高处的州兵正抱着酒缸,将酒水倒入竹管中。
酒水顺着竹管缓缓流淌,经过王弘业面前时,他时而用小杯舀起一杯,悠然品饮;
时而静坐观赏,任由酒水在竹管末端洒落,坠入城墙下的泥土中。
王弘业见黄举天到来,抬手示意他近前坐下:
“黄县丞,来得正好。
“今日月色甚美,不妨共饮一杯。”
黄举天依言坐下,目光扫过眼前的“酒道”,面色平静如水。
王弘业似乎看出了他的疑惑,淡然解释:
“此地不比中原,既无清溪曲水,亦无兰亭雅集。
“王某只得用这竹管,聊以模仿‘流觞曲水’之形。
“倒也让这琼州之夜,多了几分风雅。”
黄举天微微昂首,低眉敛目,不去看城楼下,那十余名百姓舔舐酒水的狼狈。
“多谢刺史抬爱。
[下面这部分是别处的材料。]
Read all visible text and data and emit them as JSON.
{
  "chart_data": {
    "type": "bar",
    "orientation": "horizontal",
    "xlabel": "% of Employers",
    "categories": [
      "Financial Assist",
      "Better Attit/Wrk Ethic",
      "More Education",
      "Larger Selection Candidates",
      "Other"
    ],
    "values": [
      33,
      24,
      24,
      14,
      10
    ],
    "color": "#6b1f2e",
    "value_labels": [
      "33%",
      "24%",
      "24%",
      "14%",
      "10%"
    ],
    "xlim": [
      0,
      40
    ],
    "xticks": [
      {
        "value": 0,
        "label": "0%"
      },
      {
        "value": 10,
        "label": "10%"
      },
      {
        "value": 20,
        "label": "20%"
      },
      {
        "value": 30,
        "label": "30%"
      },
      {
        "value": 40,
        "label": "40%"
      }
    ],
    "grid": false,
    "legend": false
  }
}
”
他语气恭敬且疏离道:
“只是流觞曲水乃士族雅戏,下官出身寒微,在此参与,难免有附庸风雅之嫌。”
“原来你知道啊。”
王弘业轻笑一声,将酒杯搁在膝旁,语气陡然转冷:
“既然知道,为何还敢与那陈家子一般,罔顾尊卑
“藐我世家?”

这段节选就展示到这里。